A (binary) relation mapping file system objects to their parent directories is really a set of ordered pairs. The first entry in each pair is a file system object and the second is its parent directory. In one instance, it's entries might look like this:
{< fileA, DirA >,
< fileB, DirB >,
< fileC, DirA >}
Now consider a relation that maps pairs of nodes in a network to their cost. This relation would be said to have arity 3, and its tuples might look like this:
{< nodeA, nodeB, 100 >,
< nodeA, nodeC, 25 >,
< nodeB, nodeD, 37 >,
< nodeC, nodeD, 14 >}
Of course, if we didn't write sufficient constraints on the model, the relaion might have more than one cost per pair:
{< nodeA, nodeB, 100 >,
< nodeA, nodeB, 50 >,
< nodeA, nodeC, 14 >,
< nodeC, nodeA, 37 >}
Since relations are just sets, you can take intersections, unions, set differences, and so on on them, just like any other sets. For instance, you might have a relation roads, which is an arity-2 relation on cities, stating which one have roads connecting them. It's tuples might look like this:
{< cityA, cityB >
< cityA, cityC >
< cityB, cityD >
< cityC, cityD >}
There might be another relation dirtRoads which is
also a relation on pairs of cities. We might write the constraint
fact physicalWorld {
//dirt roads are roads
dirtRoads in roads
//roads are two-way
roads = ~roads
dirtRoads = ~dirtRoads
}
The ~ operator reverses a relation by reversing the tuples in the relation.

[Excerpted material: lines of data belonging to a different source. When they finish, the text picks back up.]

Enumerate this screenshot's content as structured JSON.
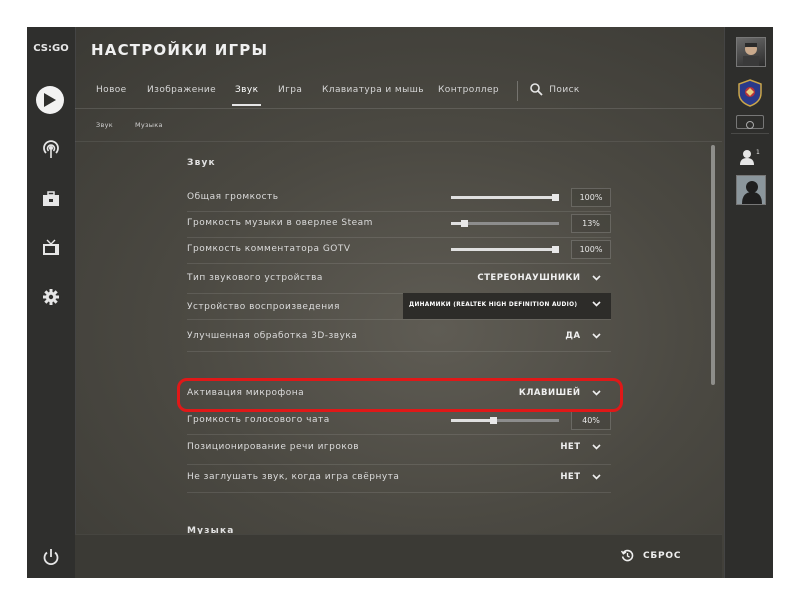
{
  "app": {
    "logo_text": "CS:GO",
    "title": "НАСТРОЙКИ ИГРЫ"
  },
  "tabs": [
    {
      "label": "Новое"
    },
    {
      "label": "Изображение"
    },
    {
      "label": "Звук",
      "active": true
    },
    {
      "label": "Игра"
    },
    {
      "label": "Клавиатура и мышь"
    },
    {
      "label": "Контроллер"
    }
  ],
  "search": {
    "label": "Поиск",
    "icon": "search-icon"
  },
  "subtabs": [
    {
      "label": "Звук"
    },
    {
      "label": "Музыка"
    }
  ],
  "left_nav": [
    {
      "icon": "play-icon"
    },
    {
      "icon": "broadcast-icon"
    },
    {
      "icon": "inventory-icon"
    },
    {
      "icon": "tv-icon"
    },
    {
      "icon": "settings-gear-icon"
    },
    {
      "icon": "power-icon"
    }
  ],
  "sections": {
    "sound": {
      "title": "Звук",
      "rows": [
        {
          "label": "Общая громкость",
          "type": "slider",
          "value": "100%",
          "level": 1.0
        },
        {
          "label": "Громкость музыки в оверлее Steam",
          "type": "slider",
          "value": "13%",
          "level": 0.13
        },
        {
          "label": "Громкость комментатора GOTV",
          "type": "slider",
          "value": "100%",
          "level": 1.0
        },
        {
          "label": "Тип звукового устройства",
          "type": "dropdown",
          "value": "СТЕРЕОНАУШНИКИ"
        },
        {
          "label": "Устройство воспроизведения",
          "type": "dropdown",
          "value": "ДИНАМИКИ (REALTEK HIGH DEFINITION AUDIO)"
        },
        {
          "label": "Улучшенная обработка 3D-звука",
          "type": "dropdown",
          "value": "ДА"
        },
        {
          "label": "Активация микрофона",
          "type": "dropdown",
          "value": "КЛАВИШЕЙ",
          "highlighted": true
        },
        {
          "label": "Громкость голосового чата",
          "type": "slider",
          "value": "40%",
          "level": 0.4
        },
        {
          "label": "Позиционирование речи игроков",
          "type": "dropdown",
          "value": "НЕТ"
        },
        {
          "label": "Не заглушать звук, когда игра свёрнута",
          "type": "dropdown",
          "value": "НЕТ"
        }
      ]
    },
    "music": {
      "title": "Музыка"
    }
  },
  "bottom": {
    "reset_label": "СБРОС"
  },
  "colors": {
    "highlight": "#e01818",
    "panel": "#4b4942",
    "sidebar": "#2f2f2d"
  }
}
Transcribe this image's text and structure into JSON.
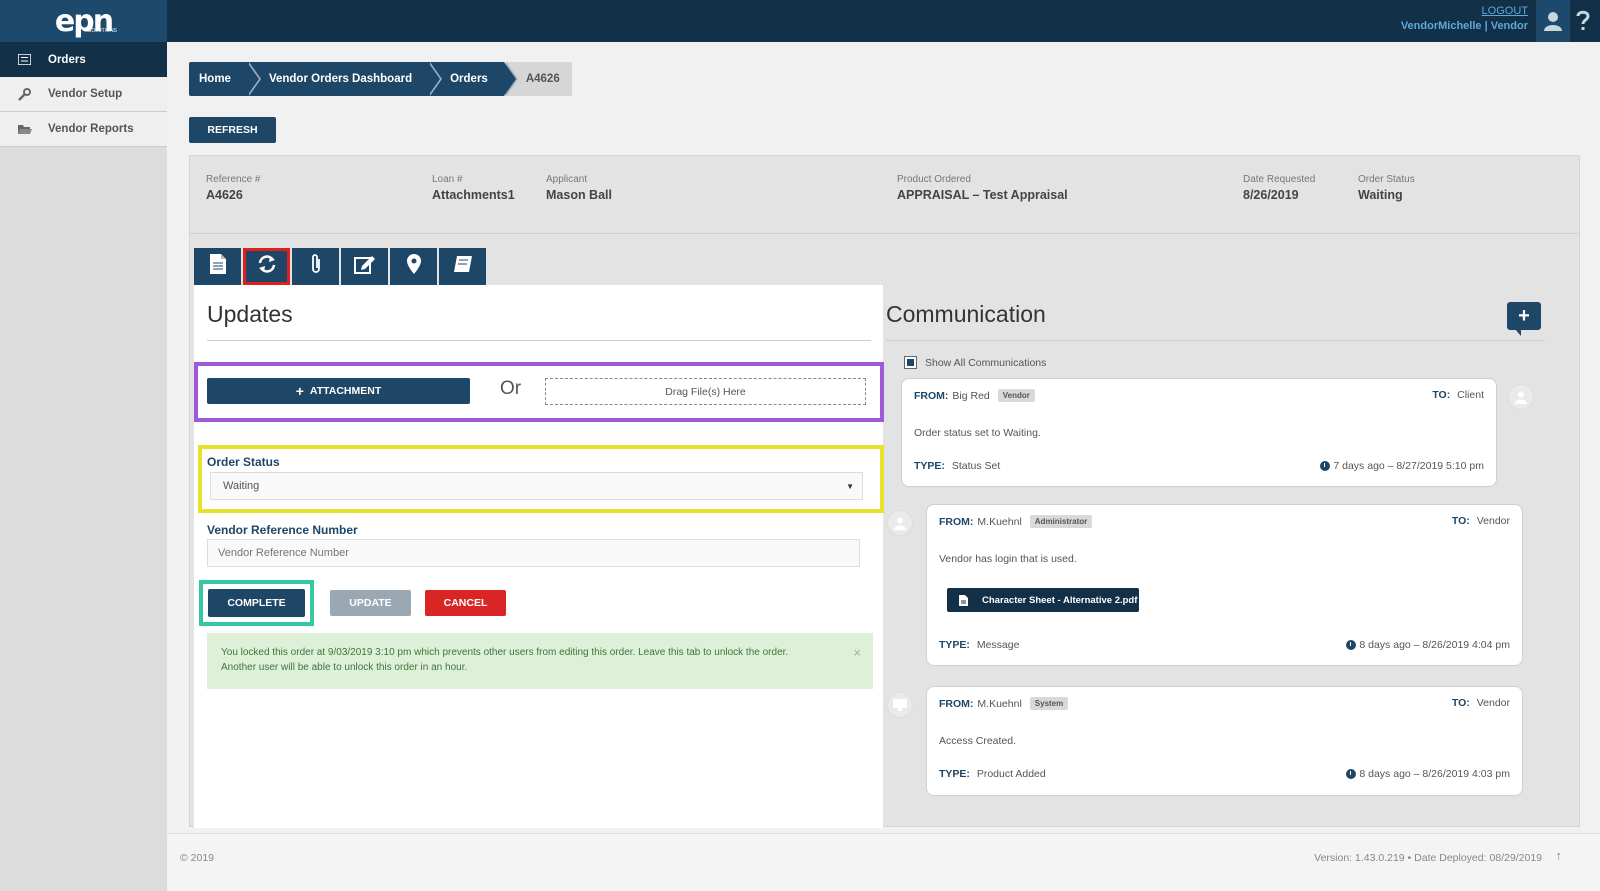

Thus our earlier sample falue for roads did not satisfy the physicalWorld fact. It should have been
{< cityA, cityB >
< cityB, cityA >
< cityA, cityC >
< cityC, cityA >
< cityB, cityD >
< cityD, cityB >
< cityC, cityD >
< cityD, cityC >}
We also might want to talk about non-dirt roads, by writing
something like this:
all r:(roads - dirtRoads) | r.foo ...
If dirtRoads were
{< cityC, cityD >
< cityD, cityC >}
then (roads - dirtRoads) would have to be
{< cityA, cityB >
< cityB, cityA >
< cityA, cityC >
< cityC, cityA >
< cityB, cityD >
< cityD, cityB >
and r might be any of those tuples.
You can compose two relations, A and B, to create a new relation, A.B. Each tuple ab of the new relation is created by taking a tuple a from A and a typle b from B where the last entry in a matches the first entry in b. Concatenate the tuples, but leave out the matched entry.